McCall (1993) mengamati bahwa kegagalan memilih, melatih, dan mempromosikan
orang yang siap berubah untuk menghadapi perubahan lingkungan dapat menyebabkan
pengelola tidak siap mengakui perlunya perubahan, dan kemudian gagal membawa
organisasi melalui tahapan dalam proses perubahan. Akhirnya, Vollman (1996)
berpendapat bahwa tingkat-kegagalan yang tinggi pada inisiatif perubahan bisa
disebabkan oleh kegagalan pengelola memahami pengetahuan, keterampilan, dan
persyaratan kemampuan yang diperlukan bagi suatu organisasi untuk melaksanakan
inisiatif perubahan.
Komponen pesan terakhir adalah valensi pribadi. Ketika
dihadapkan pada situasi perubahan, karyawan sering bertanya, "Apa
untungnya perubahan itu bagi saya/kita?"
“Apa arti perubahan itu buat saya?" dan sebagainya. Dalam kaitan
ini, Cobb et al. (1995) mengingatkan bahwa selama perubahan berlangsung,
anggota dari target perubahan akan menilai distribusi hasil baik yang positif
maupun yang negatif, kewajaran perubahan, dan cara individu diperlakukan. Jadi,
jika kepentingan pribadi (self-interest) individu terancam oleh perubahan yang
diusulkan, kemungkinan mereka menolak (Clarke et al., 1996).

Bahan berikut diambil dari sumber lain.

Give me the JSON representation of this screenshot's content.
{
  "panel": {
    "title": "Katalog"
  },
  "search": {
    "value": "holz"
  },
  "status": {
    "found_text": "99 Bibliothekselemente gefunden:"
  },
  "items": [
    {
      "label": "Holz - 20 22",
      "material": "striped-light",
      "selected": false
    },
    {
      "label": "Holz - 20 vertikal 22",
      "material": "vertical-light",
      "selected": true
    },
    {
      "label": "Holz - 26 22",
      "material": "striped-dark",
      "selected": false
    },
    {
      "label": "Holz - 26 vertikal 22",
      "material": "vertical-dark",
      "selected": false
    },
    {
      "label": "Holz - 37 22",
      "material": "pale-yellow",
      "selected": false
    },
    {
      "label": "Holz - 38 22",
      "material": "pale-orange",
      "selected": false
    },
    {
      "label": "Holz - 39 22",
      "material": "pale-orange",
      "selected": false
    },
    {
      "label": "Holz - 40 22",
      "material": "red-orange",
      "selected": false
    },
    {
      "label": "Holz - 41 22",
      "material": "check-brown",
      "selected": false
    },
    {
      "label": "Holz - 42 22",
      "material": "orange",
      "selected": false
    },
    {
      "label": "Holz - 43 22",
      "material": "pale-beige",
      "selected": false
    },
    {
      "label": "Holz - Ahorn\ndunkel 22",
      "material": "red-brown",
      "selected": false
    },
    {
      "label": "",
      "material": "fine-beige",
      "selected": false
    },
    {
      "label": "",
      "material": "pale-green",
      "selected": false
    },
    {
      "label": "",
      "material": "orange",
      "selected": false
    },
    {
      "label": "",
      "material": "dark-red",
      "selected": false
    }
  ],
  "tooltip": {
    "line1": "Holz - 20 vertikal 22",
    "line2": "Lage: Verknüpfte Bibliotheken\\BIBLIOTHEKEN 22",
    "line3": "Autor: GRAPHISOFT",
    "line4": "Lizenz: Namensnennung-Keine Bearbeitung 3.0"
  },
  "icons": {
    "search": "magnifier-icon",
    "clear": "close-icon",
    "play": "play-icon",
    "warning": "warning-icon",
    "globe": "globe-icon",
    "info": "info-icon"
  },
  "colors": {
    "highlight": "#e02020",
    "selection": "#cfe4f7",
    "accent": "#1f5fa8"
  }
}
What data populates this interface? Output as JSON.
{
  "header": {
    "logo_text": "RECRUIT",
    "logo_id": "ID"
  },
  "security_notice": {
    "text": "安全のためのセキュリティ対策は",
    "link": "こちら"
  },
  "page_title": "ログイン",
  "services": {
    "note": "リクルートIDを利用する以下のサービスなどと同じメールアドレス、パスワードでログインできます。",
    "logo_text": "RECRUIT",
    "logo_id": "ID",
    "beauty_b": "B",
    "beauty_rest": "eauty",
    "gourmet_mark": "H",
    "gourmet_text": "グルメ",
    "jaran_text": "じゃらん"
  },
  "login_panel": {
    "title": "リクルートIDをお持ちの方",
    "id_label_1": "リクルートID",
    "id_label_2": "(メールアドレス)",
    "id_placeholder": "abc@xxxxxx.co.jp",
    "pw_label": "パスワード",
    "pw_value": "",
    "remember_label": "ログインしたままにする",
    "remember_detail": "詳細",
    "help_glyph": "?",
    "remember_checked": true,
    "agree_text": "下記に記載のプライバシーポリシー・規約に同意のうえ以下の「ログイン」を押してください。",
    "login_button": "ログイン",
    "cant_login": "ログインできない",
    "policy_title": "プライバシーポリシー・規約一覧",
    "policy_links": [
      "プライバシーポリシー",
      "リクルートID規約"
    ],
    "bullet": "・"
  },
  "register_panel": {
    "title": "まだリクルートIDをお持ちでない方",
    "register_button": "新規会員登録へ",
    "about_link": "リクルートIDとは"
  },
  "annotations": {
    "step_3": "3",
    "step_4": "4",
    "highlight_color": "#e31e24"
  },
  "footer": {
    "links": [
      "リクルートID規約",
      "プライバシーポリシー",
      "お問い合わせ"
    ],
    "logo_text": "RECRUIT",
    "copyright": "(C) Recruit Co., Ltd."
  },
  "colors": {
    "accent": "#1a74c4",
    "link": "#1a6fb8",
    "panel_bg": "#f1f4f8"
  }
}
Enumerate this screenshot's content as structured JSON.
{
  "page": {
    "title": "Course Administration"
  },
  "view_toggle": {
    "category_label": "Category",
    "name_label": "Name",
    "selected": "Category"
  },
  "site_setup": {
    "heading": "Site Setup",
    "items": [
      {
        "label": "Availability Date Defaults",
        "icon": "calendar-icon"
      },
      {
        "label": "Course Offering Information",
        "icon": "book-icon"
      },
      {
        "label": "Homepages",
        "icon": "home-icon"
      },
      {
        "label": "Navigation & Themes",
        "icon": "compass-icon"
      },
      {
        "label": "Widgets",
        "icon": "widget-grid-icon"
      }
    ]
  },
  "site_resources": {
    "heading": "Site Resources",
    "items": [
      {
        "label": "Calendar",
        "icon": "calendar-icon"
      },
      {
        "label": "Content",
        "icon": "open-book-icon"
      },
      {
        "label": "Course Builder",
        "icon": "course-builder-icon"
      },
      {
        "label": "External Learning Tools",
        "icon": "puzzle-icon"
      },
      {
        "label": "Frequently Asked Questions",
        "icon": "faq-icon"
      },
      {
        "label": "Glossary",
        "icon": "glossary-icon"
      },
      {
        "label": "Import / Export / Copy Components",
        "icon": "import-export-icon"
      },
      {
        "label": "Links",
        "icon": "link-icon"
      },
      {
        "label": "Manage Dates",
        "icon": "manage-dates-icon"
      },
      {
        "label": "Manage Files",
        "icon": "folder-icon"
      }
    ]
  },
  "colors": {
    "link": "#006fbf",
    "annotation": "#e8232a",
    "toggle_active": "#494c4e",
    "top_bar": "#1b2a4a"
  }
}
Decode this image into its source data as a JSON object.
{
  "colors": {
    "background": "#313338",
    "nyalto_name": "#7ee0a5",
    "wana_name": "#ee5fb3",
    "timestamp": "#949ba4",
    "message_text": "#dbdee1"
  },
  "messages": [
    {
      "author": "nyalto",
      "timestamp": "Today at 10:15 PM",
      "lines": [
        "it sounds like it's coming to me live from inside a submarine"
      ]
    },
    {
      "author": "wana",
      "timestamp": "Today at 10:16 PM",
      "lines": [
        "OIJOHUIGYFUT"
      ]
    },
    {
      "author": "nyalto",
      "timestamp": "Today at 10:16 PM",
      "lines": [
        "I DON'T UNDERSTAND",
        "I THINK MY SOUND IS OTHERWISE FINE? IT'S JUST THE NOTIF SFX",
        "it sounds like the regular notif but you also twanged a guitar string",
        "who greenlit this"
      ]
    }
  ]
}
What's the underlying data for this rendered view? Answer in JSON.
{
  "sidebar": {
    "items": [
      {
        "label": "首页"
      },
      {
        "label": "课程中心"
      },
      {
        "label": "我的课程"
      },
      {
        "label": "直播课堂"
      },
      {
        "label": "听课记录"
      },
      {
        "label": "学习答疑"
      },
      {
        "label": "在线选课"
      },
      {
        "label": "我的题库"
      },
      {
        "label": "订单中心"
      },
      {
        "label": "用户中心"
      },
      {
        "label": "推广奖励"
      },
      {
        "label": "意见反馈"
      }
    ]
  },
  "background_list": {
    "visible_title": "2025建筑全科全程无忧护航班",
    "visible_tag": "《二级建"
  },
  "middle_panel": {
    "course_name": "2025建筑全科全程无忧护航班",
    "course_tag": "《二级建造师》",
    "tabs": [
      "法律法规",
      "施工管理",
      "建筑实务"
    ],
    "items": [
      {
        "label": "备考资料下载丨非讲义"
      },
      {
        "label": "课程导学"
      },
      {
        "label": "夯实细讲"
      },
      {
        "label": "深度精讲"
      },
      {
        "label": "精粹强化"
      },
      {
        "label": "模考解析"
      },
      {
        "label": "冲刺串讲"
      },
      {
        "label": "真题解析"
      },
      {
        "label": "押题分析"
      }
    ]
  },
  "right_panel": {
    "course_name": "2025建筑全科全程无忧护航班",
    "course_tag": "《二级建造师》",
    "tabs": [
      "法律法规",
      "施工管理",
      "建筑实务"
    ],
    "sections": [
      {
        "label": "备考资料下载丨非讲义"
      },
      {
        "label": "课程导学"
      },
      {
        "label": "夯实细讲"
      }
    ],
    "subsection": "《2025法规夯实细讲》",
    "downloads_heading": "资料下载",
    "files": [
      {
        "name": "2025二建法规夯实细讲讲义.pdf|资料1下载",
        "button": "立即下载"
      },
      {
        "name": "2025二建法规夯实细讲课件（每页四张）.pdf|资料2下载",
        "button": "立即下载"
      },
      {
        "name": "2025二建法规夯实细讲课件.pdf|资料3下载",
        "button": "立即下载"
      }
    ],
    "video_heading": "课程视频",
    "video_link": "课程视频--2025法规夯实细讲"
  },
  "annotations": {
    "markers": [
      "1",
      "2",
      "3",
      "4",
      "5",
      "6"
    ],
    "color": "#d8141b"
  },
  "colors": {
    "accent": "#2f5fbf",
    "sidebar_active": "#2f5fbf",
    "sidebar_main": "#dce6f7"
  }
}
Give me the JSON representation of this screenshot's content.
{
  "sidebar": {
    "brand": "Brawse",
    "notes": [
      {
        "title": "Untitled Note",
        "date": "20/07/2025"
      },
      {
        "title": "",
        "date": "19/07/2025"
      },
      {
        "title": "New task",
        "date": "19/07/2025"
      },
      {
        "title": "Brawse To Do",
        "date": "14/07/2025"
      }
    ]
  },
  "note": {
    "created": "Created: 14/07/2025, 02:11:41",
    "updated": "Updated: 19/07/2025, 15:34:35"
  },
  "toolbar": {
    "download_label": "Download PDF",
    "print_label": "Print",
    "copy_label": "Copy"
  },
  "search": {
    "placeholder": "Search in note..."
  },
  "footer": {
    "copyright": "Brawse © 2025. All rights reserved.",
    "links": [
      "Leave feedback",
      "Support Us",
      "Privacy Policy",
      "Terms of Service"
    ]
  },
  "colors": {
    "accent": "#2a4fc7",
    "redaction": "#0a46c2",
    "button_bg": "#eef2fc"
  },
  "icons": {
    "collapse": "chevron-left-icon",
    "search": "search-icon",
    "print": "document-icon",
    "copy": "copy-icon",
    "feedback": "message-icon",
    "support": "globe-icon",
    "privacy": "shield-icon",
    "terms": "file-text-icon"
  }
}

Pengamatan Armenakis et al. (1999) menunjukkan bahwa
individu menganggap perubahan tidak bermanfaat bagi dirinya bila dia melihat
adanya penyimpangan kebijakan dengan prosedur. Demikian pula jika merasa bahwa
perubahan membuat dia merasa sakit. Pada kondisi seperti itu, karyawan
cenderung menolak perubahan. Sebaliknya, jika organisasi dapat menunjukkan
bahwa anggota tersebut menjadi lebih baik setelah perubahan, setidaknya dalam
jangka panjang, anggota lebih mungkin menerima perubahan.
Penilaian evaluatif perubahan ini menjadi komponen kunci
dari valensi. Pernyataan tersebut mempertajam temuan Goodman et al. (1980)
tentang daya tarik hasil perubahan. Disini Goodman dan kawan-kawan menyatakan
bahwa yang penting bukan hanya apakah ada atau tidak ada manfaat untuk berubah,
tapi bagaimana menciptakan daya tarik manfaat buat anggota.
Bahkan sekalipun manajemen mampu menunjukkan adanya
kebutuhan untuk inisiatif perubahan tertentu dan organisasi menjadi lebih baik
-- bahkan jika karyawan mengakui manfaatnya -- dia masih fokus pada bagaimana
perubahan secara individual berdampak pada dirinya. Judson (1996) yang
melakukan penelitian dengan menerapkan kerangka relasional tentang bagaimana
anggota organisasi melihat perubahan, menyebutkan bahwa ketika dihadapkan pada
inisiatif perubahan, anggota organisasi berusaha memahami bagaimana inisiatif
memiliki dampak pada pekerjaan mereka, hubungan mereka dengan rekan kerja
mereka, untuk organisasi itu sendiri.